Это уже почти передовая. Не то второй, не то третий эшелон. Нет-нет да и шлепнется неподалеку шальной снаряд, просвистит жалобно потерявшая силу пуля, упадет осколок зенитного снаряда. Попахивает порохом. Буквально, по-настоящему.

Не знаю, как там штабисты комплектовали расчеты, но только и Леший, и Пушкин угодили под мое командование. Наводчик у меня опытный — Петр Григорьевич Тиунов, лет сорока-сорока пяти. Нам он кажется дедушкой. Генка первым назвал его просто Григорьичем. Так с того и повелось. Заряжающий — казах Борамбаев Токен Нургожаевич. Вместе с Григорьичем он в бригаде второй год. На широкой выпуклой груди его поблескивает медаль «За отвагу». Все, даже командир роты, зовут Борамбаева по имени.

Генку я назначаю снарядным, Пушкина — подносчиком.

Сейчас все они готовят миномет, старенький уже, образца 1937 года, с облезшей краской и донельзя истрепанными вьюками. Свинчивают казенник, чистят канал ствола. Эту операцию проводят Григорьич с Токеном. Генка протирает смоченной в масле тряпкой подъемный и поворотный механизмы двуноги-лафета. Пушкин на подхвате: принеси то, подай это.

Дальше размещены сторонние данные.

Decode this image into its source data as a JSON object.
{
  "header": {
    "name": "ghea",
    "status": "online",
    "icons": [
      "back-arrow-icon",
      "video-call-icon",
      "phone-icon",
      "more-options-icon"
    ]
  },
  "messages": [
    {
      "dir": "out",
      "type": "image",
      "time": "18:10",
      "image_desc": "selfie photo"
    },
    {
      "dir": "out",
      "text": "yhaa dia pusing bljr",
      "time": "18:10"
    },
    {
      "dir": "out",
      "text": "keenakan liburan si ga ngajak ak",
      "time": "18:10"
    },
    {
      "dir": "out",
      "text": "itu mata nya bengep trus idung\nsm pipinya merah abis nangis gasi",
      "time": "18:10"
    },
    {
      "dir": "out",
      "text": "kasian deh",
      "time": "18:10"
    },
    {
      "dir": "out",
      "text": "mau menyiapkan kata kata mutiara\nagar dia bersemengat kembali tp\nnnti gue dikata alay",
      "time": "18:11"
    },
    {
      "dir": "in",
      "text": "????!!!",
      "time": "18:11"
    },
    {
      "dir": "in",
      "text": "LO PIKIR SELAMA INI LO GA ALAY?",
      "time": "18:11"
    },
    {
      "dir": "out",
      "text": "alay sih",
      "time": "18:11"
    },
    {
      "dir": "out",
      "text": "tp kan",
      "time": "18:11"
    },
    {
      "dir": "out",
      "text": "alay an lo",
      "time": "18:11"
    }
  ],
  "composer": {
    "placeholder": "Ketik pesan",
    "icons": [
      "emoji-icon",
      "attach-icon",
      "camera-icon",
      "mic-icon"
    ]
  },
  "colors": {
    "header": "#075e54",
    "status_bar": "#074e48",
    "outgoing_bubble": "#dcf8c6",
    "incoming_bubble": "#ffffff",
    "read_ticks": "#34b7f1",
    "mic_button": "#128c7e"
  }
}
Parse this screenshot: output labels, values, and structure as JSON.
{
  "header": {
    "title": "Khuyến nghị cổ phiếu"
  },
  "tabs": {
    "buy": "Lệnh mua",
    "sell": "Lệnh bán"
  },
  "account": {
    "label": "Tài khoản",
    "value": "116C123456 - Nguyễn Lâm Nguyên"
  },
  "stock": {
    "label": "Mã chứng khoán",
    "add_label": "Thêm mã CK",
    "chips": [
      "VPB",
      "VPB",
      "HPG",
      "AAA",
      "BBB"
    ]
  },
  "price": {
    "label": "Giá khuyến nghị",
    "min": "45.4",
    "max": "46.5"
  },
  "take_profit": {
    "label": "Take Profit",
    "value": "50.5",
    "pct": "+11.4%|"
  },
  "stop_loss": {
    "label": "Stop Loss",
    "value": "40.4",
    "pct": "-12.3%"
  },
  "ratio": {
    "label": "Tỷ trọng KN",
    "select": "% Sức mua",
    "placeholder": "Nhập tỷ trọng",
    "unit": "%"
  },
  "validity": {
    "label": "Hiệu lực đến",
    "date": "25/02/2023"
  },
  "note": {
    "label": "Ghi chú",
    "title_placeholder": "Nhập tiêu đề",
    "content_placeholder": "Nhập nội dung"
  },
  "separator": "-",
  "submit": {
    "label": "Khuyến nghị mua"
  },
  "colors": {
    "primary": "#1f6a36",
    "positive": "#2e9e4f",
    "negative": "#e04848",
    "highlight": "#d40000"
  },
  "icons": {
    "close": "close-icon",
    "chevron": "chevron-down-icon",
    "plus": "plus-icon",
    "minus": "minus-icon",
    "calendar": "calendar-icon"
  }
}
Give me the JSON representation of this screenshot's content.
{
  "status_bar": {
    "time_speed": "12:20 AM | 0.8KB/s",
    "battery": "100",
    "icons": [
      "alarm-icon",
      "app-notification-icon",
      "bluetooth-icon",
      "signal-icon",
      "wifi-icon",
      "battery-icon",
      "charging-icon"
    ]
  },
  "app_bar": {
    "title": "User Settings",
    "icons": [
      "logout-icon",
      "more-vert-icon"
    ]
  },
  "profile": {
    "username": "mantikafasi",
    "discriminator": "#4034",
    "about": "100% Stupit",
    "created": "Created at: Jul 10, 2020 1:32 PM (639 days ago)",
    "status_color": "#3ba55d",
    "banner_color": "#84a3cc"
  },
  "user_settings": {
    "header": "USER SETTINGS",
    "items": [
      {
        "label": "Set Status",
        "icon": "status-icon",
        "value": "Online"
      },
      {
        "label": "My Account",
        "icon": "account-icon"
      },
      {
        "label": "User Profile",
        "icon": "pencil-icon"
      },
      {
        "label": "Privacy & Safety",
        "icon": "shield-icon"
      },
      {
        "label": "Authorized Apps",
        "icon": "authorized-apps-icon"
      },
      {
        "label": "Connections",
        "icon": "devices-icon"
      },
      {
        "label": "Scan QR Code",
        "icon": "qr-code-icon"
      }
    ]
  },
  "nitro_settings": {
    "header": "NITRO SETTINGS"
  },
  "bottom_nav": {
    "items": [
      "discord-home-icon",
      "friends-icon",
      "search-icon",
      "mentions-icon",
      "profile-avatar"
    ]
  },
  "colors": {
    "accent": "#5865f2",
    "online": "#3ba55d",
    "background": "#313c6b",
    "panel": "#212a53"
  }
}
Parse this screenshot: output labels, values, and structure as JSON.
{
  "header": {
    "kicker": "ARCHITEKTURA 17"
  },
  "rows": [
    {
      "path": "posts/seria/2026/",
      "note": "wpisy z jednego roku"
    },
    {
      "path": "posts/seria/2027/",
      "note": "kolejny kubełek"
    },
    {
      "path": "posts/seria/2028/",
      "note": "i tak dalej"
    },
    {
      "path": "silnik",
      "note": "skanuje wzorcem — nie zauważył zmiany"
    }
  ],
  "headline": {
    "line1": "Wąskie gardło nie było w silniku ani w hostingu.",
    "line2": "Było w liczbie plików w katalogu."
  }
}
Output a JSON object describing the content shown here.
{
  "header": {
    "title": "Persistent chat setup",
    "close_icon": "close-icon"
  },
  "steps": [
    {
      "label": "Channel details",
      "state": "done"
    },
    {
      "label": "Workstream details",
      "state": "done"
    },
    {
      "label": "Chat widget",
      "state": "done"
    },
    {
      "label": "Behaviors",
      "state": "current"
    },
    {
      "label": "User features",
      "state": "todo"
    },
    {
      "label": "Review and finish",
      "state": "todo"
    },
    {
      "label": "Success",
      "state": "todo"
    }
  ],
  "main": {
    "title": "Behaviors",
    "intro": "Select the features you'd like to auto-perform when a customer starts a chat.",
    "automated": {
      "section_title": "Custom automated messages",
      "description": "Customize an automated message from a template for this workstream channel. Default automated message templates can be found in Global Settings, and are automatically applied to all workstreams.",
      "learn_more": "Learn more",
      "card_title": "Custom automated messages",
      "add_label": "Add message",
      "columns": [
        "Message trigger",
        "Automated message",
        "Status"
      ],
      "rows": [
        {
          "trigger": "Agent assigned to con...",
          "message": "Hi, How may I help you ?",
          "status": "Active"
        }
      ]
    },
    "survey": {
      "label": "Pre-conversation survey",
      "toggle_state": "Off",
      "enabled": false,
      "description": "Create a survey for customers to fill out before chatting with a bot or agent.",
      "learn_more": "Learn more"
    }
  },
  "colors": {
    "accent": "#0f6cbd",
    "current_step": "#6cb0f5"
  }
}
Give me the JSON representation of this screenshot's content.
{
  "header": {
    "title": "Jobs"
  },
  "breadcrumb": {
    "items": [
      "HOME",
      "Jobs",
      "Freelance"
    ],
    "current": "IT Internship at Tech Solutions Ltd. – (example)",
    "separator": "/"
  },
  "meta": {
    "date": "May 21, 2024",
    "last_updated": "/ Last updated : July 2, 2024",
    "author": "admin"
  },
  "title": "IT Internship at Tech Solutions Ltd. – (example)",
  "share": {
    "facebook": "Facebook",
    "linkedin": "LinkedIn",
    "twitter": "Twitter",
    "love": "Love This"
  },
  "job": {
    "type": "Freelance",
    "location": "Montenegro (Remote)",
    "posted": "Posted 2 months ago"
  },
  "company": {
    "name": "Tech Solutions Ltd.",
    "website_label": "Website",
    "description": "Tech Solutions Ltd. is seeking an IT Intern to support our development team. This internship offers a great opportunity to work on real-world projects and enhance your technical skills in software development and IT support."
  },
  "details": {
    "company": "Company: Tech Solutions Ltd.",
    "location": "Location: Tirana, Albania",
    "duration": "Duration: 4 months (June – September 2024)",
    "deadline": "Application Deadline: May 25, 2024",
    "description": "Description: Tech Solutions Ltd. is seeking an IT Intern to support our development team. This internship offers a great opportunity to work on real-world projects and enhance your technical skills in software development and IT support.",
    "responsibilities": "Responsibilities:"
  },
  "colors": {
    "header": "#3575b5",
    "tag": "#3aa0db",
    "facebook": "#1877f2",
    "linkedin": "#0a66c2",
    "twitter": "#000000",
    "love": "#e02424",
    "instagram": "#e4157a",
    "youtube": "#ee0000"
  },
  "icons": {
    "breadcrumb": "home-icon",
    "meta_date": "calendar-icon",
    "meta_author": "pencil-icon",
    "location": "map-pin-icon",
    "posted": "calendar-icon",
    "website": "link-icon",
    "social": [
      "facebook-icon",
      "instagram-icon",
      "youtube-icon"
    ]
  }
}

Как-то мы все сработаемся, или точнее — своюемся? Старики не подведут, на них положиться можно. А, скажем, на Генку?

Вчера нам выдали винтовки и по пачке патронов. Выдали без каких-либо предупреждений и инструкций. Генка мигом прицепил к ветке росшей на склоне холма березы консервную банку и ну палить… За ним и другие. В запасном-то всего дважды стреляли. Выстрелы захлопали повсюду. Вместо мишеней в ход пошли даже пилотки.

Генка лупил в «молоко». Я смеялся над незадачливым стрелком.

— Смеешься, да? Спорим, не попадешь с первого, — сказал Генка.

Спорить я не стал, просто лег рядом с Генкой, прицелился…

— Пр-рекратить стрельбу! Командиры расчетов ко мне!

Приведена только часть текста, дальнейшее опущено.